THE DOCTOR WHO RATINGS GUIDE: BY FANS, FOR FANS

IDW Comics
The Time Machination

Published 2009


Reviews

A Review by Finn Clark 15/10/12

It's the second in IDW's six-issue series of self-contained Doctor Who stories by lots of different writers and artists. This time all of the creators are British, even the colourist, and most of them had already worked in the Whoniverse. Tony Lee, the writer, is IDW's main man for Doctor Who and has also contributed to DWM. Paul Grist, the artist, had done good work with Torchwood. Finally, there's colourist Phil Elliott, an artist, editor and self-publisher who as it happens had coloured the first seven issues of Grist's Jack Staff.

The story's a load of gibbering fanwank, mind you.

15-20 years ago, Tony Lee would have fitted right into the Virgin NAs. His Doctor Who work hasn't been making him look particularly good so far, but he's got the fannish self-indulgence down pat. What he's perpetrated here is a prequel to Talons of Weng-Chiang in which Tennant's Doctor dresses up in Tom's Sherlock Holmes outfit and meets up with an H.G. Wells who's name-dropping Timelash. His idea of explaining the word "TARDIS" is to say that this stands for Time And Relative Dimension In Space (note the singular) and there are references to Ghost Light, Shada, The Unquiet Dead, Boom Town, Tooth and Claw (TV version) and the fact that the Doctor saw the eruption of Krakatoa, as mentioned in Inferno and Rose. We also have a couple of Torchwood agents running around, whom I assumed were meant to be Harriet Derbyshire and Gerald Carter from To The Last Man (and Grist's comic strip Circles for Rift War in Torchwood magazine) until I realised that the dates didn't match up.

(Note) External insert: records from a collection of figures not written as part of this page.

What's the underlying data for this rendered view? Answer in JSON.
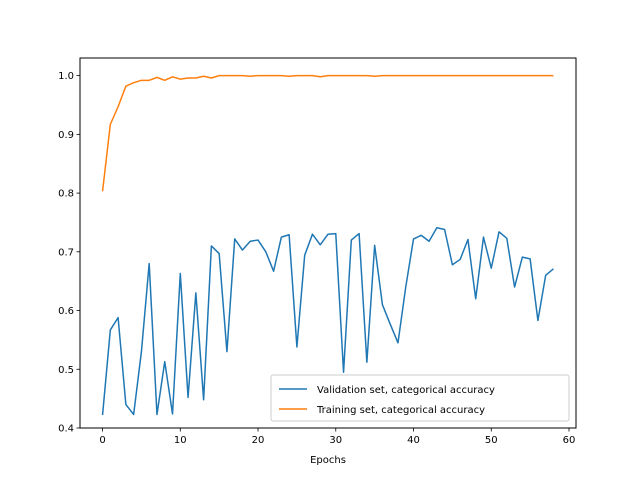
{
  "chart_data": {
    "type": "line",
    "title": "",
    "xlabel": "Epochs",
    "ylabel": "",
    "xlim": [
      -2.9,
      60.9
    ],
    "ylim": [
      0.4,
      1.03
    ],
    "xticks": [
      0,
      10,
      20,
      30,
      40,
      50,
      60
    ],
    "yticks": [
      0.4,
      0.5,
      0.6,
      0.7,
      0.8,
      0.9,
      1.0
    ],
    "ytick_labels": [
      "0.4",
      "0.5",
      "0.6",
      "0.7",
      "0.8",
      "0.9",
      "1.0"
    ],
    "grid": false,
    "legend_position": "lower-right",
    "x": [
      0,
      1,
      2,
      3,
      4,
      5,
      6,
      7,
      8,
      9,
      10,
      11,
      12,
      13,
      14,
      15,
      16,
      17,
      18,
      19,
      20,
      21,
      22,
      23,
      24,
      25,
      26,
      27,
      28,
      29,
      30,
      31,
      32,
      33,
      34,
      35,
      36,
      37,
      38,
      39,
      40,
      41,
      42,
      43,
      44,
      45,
      46,
      47,
      48,
      49,
      50,
      51,
      52,
      53,
      54,
      55,
      56,
      57,
      58
    ],
    "series": [
      {
        "name": "Validation set, categorical accuracy",
        "color": "#1f77b4",
        "values": [
          0.422,
          0.567,
          0.588,
          0.44,
          0.423,
          0.53,
          0.68,
          0.423,
          0.513,
          0.424,
          0.663,
          0.452,
          0.63,
          0.448,
          0.71,
          0.697,
          0.53,
          0.722,
          0.703,
          0.718,
          0.72,
          0.7,
          0.667,
          0.725,
          0.729,
          0.538,
          0.694,
          0.73,
          0.712,
          0.73,
          0.731,
          0.495,
          0.72,
          0.731,
          0.512,
          0.711,
          0.61,
          0.577,
          0.545,
          0.64,
          0.722,
          0.728,
          0.718,
          0.741,
          0.738,
          0.678,
          0.687,
          0.721,
          0.62,
          0.725,
          0.672,
          0.734,
          0.723,
          0.64,
          0.691,
          0.688,
          0.583,
          0.66,
          0.671
        ]
      },
      {
        "name": "Training set, categorical accuracy",
        "color": "#ff7f0e",
        "values": [
          0.803,
          0.917,
          0.947,
          0.982,
          0.988,
          0.992,
          0.992,
          0.997,
          0.992,
          0.998,
          0.994,
          0.996,
          0.996,
          0.999,
          0.996,
          1.0,
          1.0,
          1.0,
          1.0,
          0.999,
          1.0,
          1.0,
          1.0,
          1.0,
          0.999,
          1.0,
          1.0,
          1.0,
          0.998,
          1.0,
          1.0,
          1.0,
          1.0,
          1.0,
          1.0,
          0.999,
          1.0,
          1.0,
          1.0,
          1.0,
          1.0,
          1.0,
          1.0,
          1.0,
          1.0,
          1.0,
          1.0,
          1.0,
          1.0,
          1.0,
          1.0,
          1.0,
          1.0,
          1.0,
          1.0,
          1.0,
          1.0,
          1.0,
          1.0
        ]
      }
    ]
  }
}
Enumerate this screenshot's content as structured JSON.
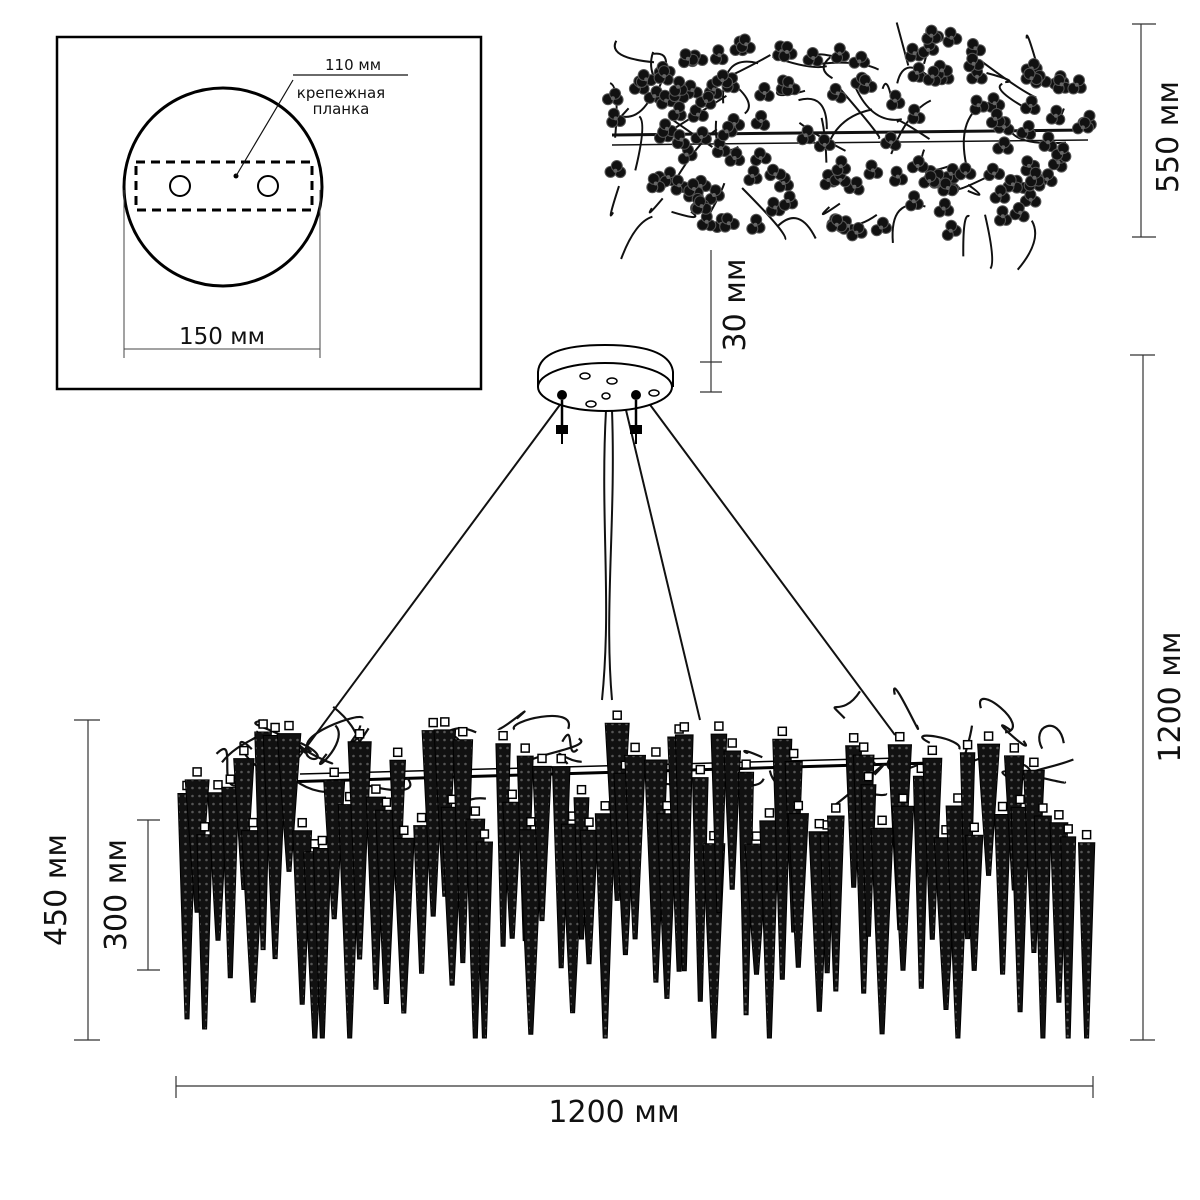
{
  "inset": {
    "bar_width_label": "110 мм",
    "bar_name_line1": "крепежная",
    "bar_name_line2": "планка",
    "canopy_diameter_label": "150 мм"
  },
  "dimensions": {
    "top_view_depth": "550 мм",
    "canopy_height": "30 мм",
    "total_height": "1200 мм",
    "body_height": "450 мм",
    "crystal_length": "300 мм",
    "total_width": "1200 мм"
  },
  "colors": {
    "ink": "#111111",
    "background": "#ffffff"
  }
}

Let me put it this way. Lee's out-wanking Gary Russell's story in the same IDW collection (Through Time and Space) and that's a crossover for the Draconians and Ice Warriors set around the time of The Curse of Peladon. Put this together with Lee's previous thing for IDW, The Forgotten, and I'm starting to feel fear at the idea of him sticking around.

The plot's not actually that bad, but it's weighed down by these encrustations. There's no emotional or thematic weight to it, unless you think fanwank counts. There's a mildly clever bit of time-twisting and a satisfying downfall for a bad guy.

As for Paul Grist's work, it's in his usual style and as satisfying as always. I like Grist. There's a lot of character in those slightly primitive lines and I think he does particularly well at capturing the essence of Tennant's Doctor. It feels as if the man's alive in these pages. Look at panels like "the problem is that they'll be looking for me" or "be a good chap and pass me the... oh." Good, aren't they? It's quite a gift to bring someone alive like that and feel true even within this kind of art style, although as it happens Grist's also drawing quite a close likeness. Out of curiosity, I've just got out his Torchwood stories in the Rift War collection, which were drawn to a much larger page format and coloured in several very different styles. It's an interesting comparison. I've decided that I like him in US format and with these flat blocks of colour, because it emphasises the page design and makes Grist feel even more Grist-y. I particularly like his line quality, which gets lost a little when he's reduced from UK magazine size.

This isn't a bad story at all. It's just so choked with old continuity that's it's practically the living dead. Nevertheless the plot's not bad once you've stripped away the gubbins, while the art's by Paul Grist. Almost despite myself, I like it.